In research laid out by Gary Klein and colleagues, they describe 10 key aspects of this joint activity collectively as:
“…an agreement (often tacit) to facilitate coordination, work toward shared goals, and prevent breakdowns in team coordination. This … involves a commitment to some degree of goal alignment. Typically this entails one or more participants relaxing their own shorter-term goals in order to permit more global and long-term team goals to be addressed”.
It’s too much to go through all ten key elements here, but it’s worth noting that in order to have this goal alignment (and adjust it over time), those working together must:
- Be mutually predictable in their actions
In highly interdependent tasks like software operations, we can only plan our actions effectively when we can accurately anticipate the actions of others. Skilled teams achieve this predictability through shared knowledge and their own coordination mechanisms that are developed over time through extensive collaboration. Despite the common refrain of “human error” in incidents, in general, humans are quite predictable in their work, and we have established means for checking if something seems unpredictable (call, chat, email, etc.). So ultimately this goal is really more about automation being more predictable (and for humans to have better ways of “seeing” what is going on with it).
- Be mutually directable
Being directable is the ability to deliberately assess and modify other parties’ actions in a collaborative setting as the situation and priorities change (a very common reality for software teams). Effective coordination requires a team’s adequate responsiveness to each other’s actions as the work progresses.
- Maintain common ground
This is the really key attribute of a well-honed JCS. Common ground reflects the pertinent knowledge, beliefs, and assumptions that all the involved parties share, enabling each party to comprehend communication that helps coordinate joint actions. An erosion of common ground can sometimes lead to a potentially disastrous breakdown of team functioning.
Now, if you’re thinking, “Well I don’t know of any automated systems that do this!” then you’re not alone, because neither do I. Not yet. I am pretty curious about some recent work in this area from Honeycomb. They appear to grasp many of the principles I describe above, and can articulate the why (and why not) of using LLMs and AI:
“As writing code gets easier and easier, understanding code has gotten harder and harder. Writing code has never been the hardest part of software development; it has always been operating, maintaining, and iterating on it. In order to truly boost productivity, AI will have to get better at helping us with these things”.
I certainly hope that more designers of automated (and AI-based) tools and systems factor these kinds of principles into their designs in order to make automation a better team player and help us do better work ourselves. I am often asked if “better AI” will simply solve this problem for us, and my answer is always the same: If the people designing AI tools aren’t considering these joint cognitive factors, then no, it will not. It will just exacerbate the scale and rate at which humans have to tackle these same problems over again.
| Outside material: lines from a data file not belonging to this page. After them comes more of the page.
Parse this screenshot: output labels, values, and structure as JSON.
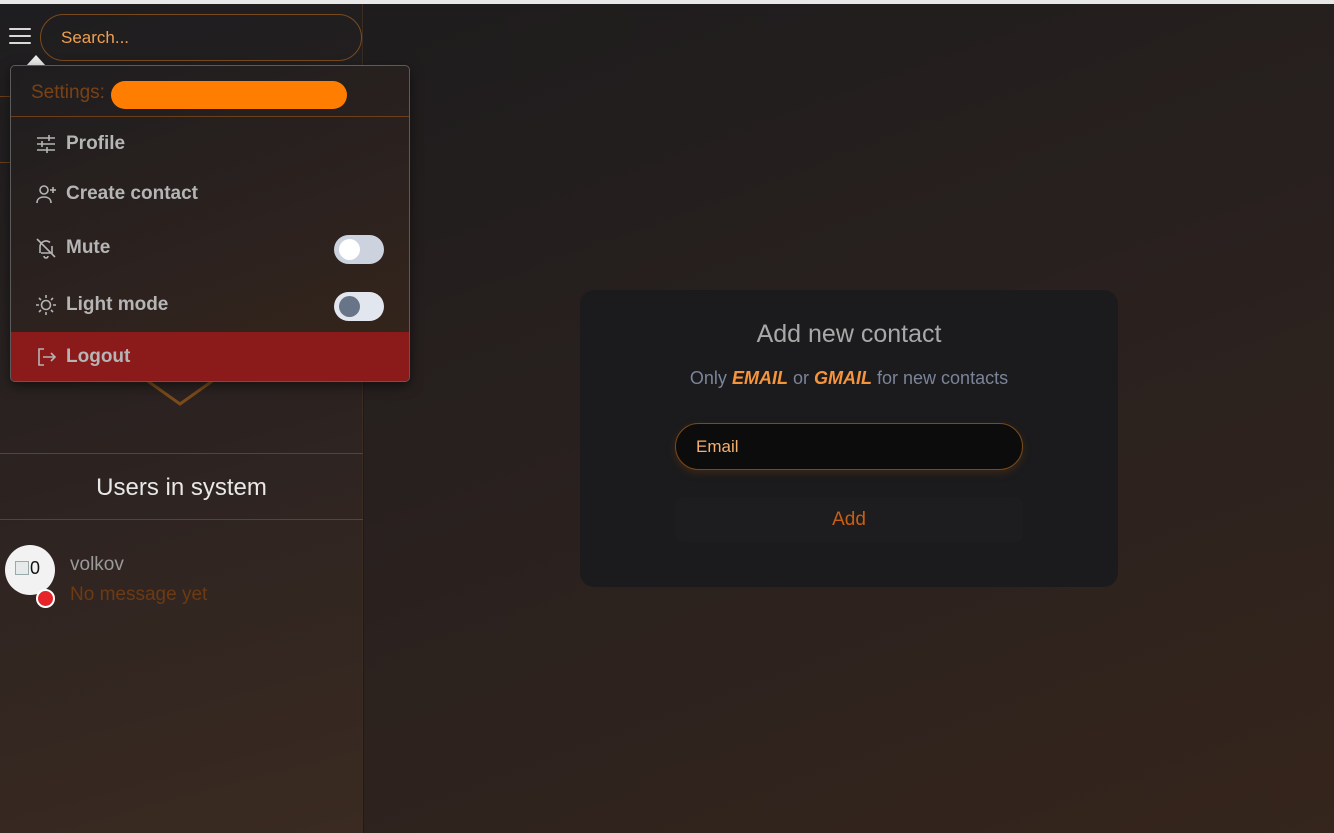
{
  "sidebar": {
    "search_placeholder": "Search...",
    "users_title": "Users in system",
    "users": [
      {
        "name": "volkov",
        "last_message": "No message yet",
        "avatar_alt": "0",
        "status_color": "#e5252a"
      }
    ]
  },
  "dropdown": {
    "header": "Settings:",
    "items": [
      {
        "label": "Profile",
        "icon": "sliders-icon"
      },
      {
        "label": "Create contact",
        "icon": "user-plus-icon"
      },
      {
        "label": "Mute",
        "icon": "bell-off-icon",
        "toggle_on": false
      },
      {
        "label": "Light mode",
        "icon": "sun-icon",
        "toggle_on": false
      },
      {
        "label": "Logout",
        "icon": "logout-icon"
      }
    ]
  },
  "card": {
    "title": "Add new contact",
    "subtitle_prefix": "Only",
    "subtitle_em1": "EMAIL",
    "subtitle_mid": "or",
    "subtitle_em2": "GMAIL",
    "subtitle_suffix": "for new contacts",
    "email_placeholder": "Email",
    "add_label": "Add"
  },
  "colors": {
    "accent": "#f5943a",
    "border_accent": "#7a4a1a",
    "logout_bg": "#8b1a1b",
    "redaction": "#ff7d00"
  }
}
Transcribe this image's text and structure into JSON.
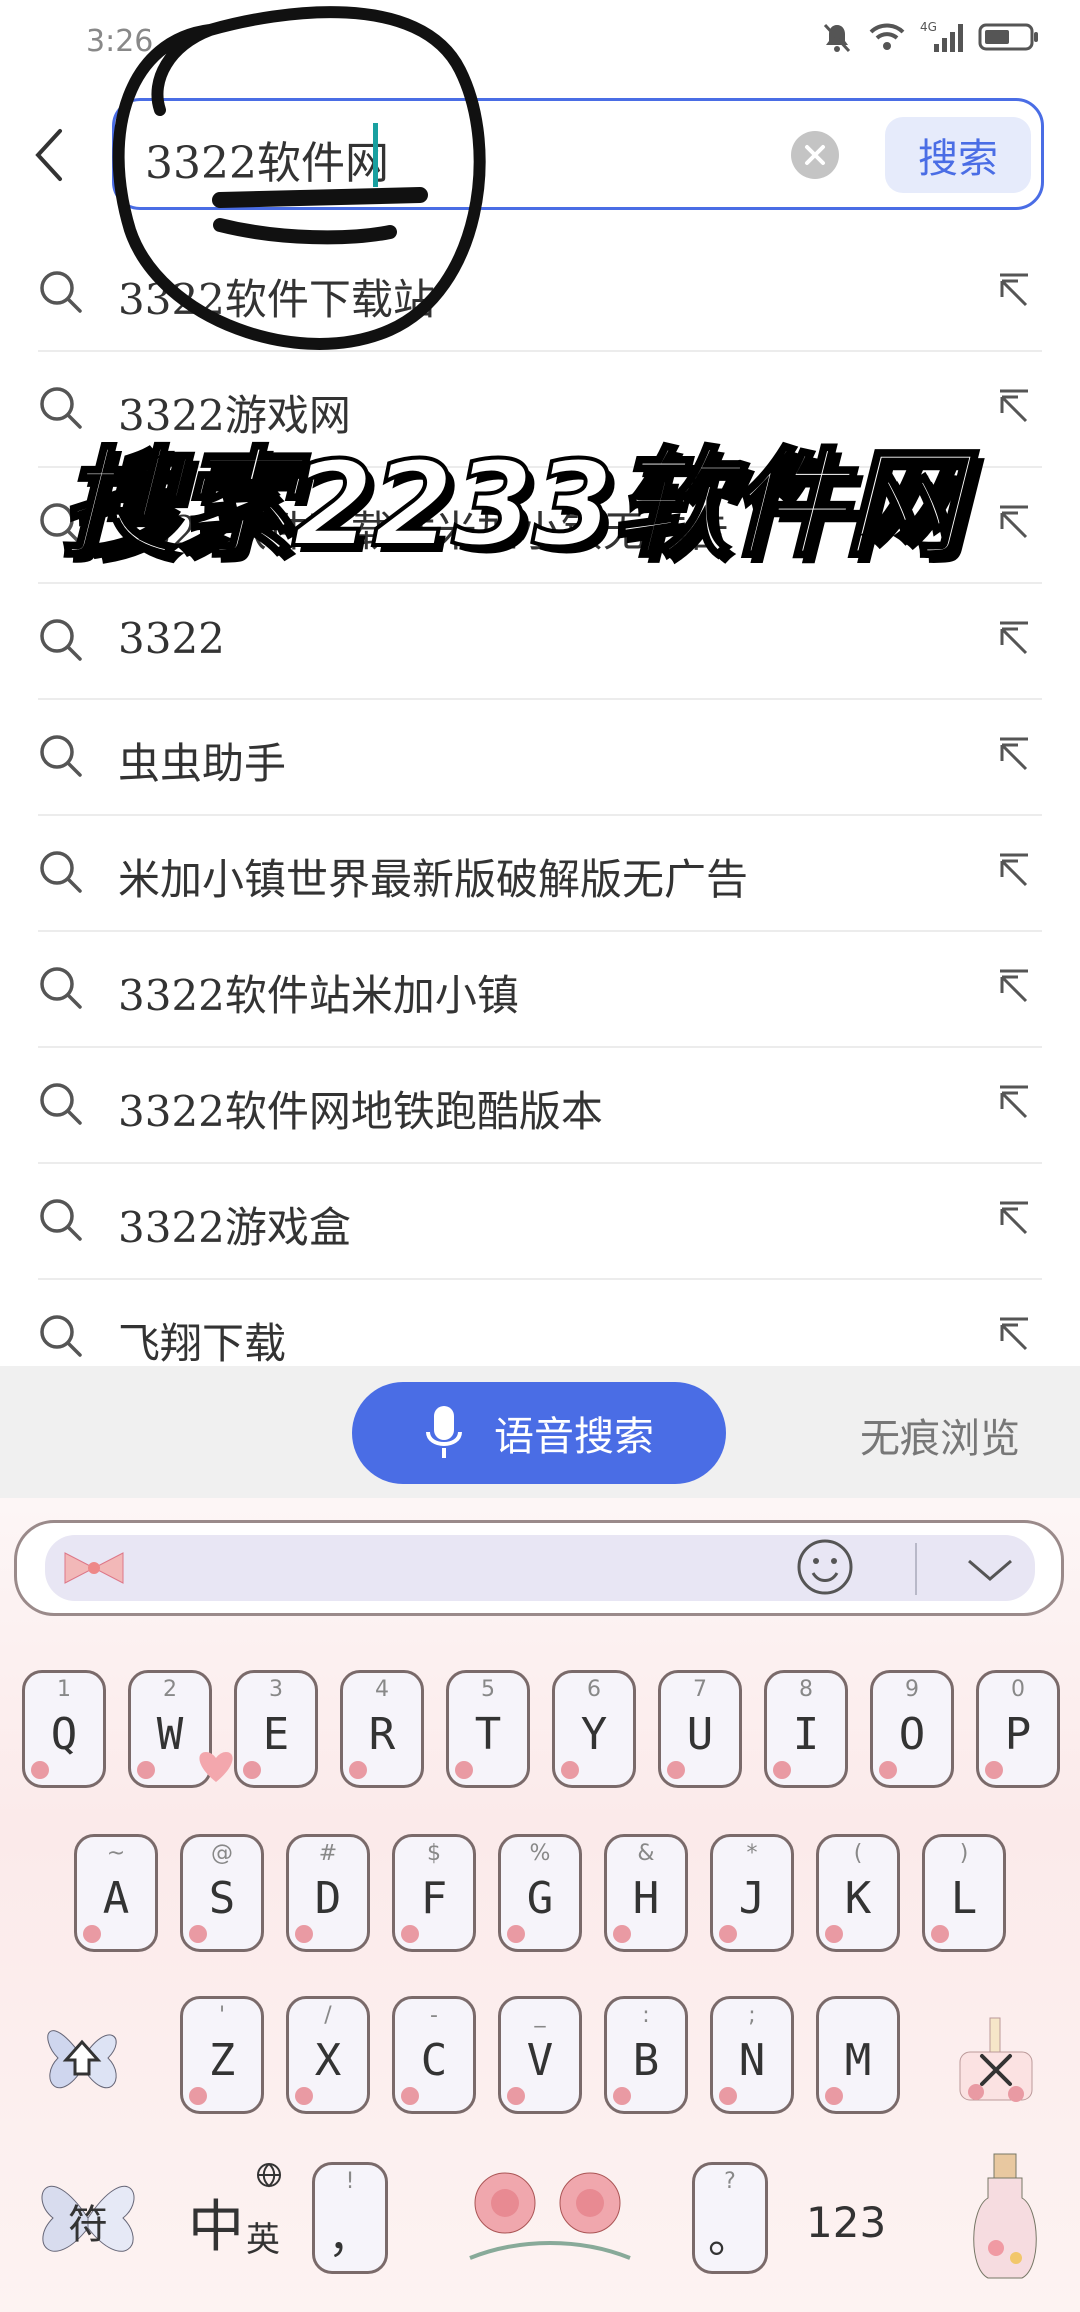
{
  "status_bar": {
    "time": "3:26"
  },
  "search": {
    "value": "3322软件网",
    "button_label": "搜索"
  },
  "suggestions": [
    {
      "text": "3322软件下载站"
    },
    {
      "text": "3322游戏网"
    },
    {
      "text": "3322软件下载站米加小镇无广告"
    },
    {
      "text": "3322"
    },
    {
      "text": "虫虫助手"
    },
    {
      "text": "米加小镇世界最新版破解版无广告"
    },
    {
      "text": "3322软件站米加小镇"
    },
    {
      "text": "3322软件网地铁跑酷版本"
    },
    {
      "text": "3322游戏盒"
    },
    {
      "text": "飞翔下载"
    }
  ],
  "overlay_caption": "搜索2233软件网",
  "bottom_bar": {
    "voice_label": "语音搜索",
    "incognito_label": "无痕浏览"
  },
  "keyboard": {
    "row1": [
      {
        "key": "Q",
        "alt": "1"
      },
      {
        "key": "W",
        "alt": "2"
      },
      {
        "key": "E",
        "alt": "3"
      },
      {
        "key": "R",
        "alt": "4"
      },
      {
        "key": "T",
        "alt": "5"
      },
      {
        "key": "Y",
        "alt": "6"
      },
      {
        "key": "U",
        "alt": "7"
      },
      {
        "key": "I",
        "alt": "8"
      },
      {
        "key": "O",
        "alt": "9"
      },
      {
        "key": "P",
        "alt": "0"
      }
    ],
    "row2": [
      {
        "key": "A",
        "alt": "~"
      },
      {
        "key": "S",
        "alt": "@"
      },
      {
        "key": "D",
        "alt": "#"
      },
      {
        "key": "F",
        "alt": "$"
      },
      {
        "key": "G",
        "alt": "%"
      },
      {
        "key": "H",
        "alt": "&"
      },
      {
        "key": "J",
        "alt": "*"
      },
      {
        "key": "K",
        "alt": "("
      },
      {
        "key": "L",
        "alt": ")"
      }
    ],
    "row3": [
      {
        "key": "Z",
        "alt": "'"
      },
      {
        "key": "X",
        "alt": "/"
      },
      {
        "key": "C",
        "alt": "-"
      },
      {
        "key": "V",
        "alt": "_"
      },
      {
        "key": "B",
        "alt": ":"
      },
      {
        "key": "N",
        "alt": ";"
      },
      {
        "key": "M",
        "alt": ""
      }
    ],
    "symbol_label": "符",
    "lang_main": "中",
    "lang_sub": "英",
    "comma": "，",
    "comma_alt": "!",
    "period": "。",
    "period_alt": "?",
    "numbers_label": "123"
  }
}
If people are interested in learning more, I helped launch the Resilience in Software Foundation, a diverse, interdisciplinary community focused on tackling these kinds of issues in our industry.
So much of my (and other people’s) research highlights how underappreciated and misunderstood the role that human expertise plays in software. I’ve always been fascinated by human expertise: how we acquire it, what it looks (and feels) like in action, and how ephemeral it can seem at times. It’s easy to take for granted once it is established, and it can’t simply be cloned and systematically scaled. As the AI machine grinds ever forward, I sincerely hope we continue to invest in the human expertise that keeps our systems running.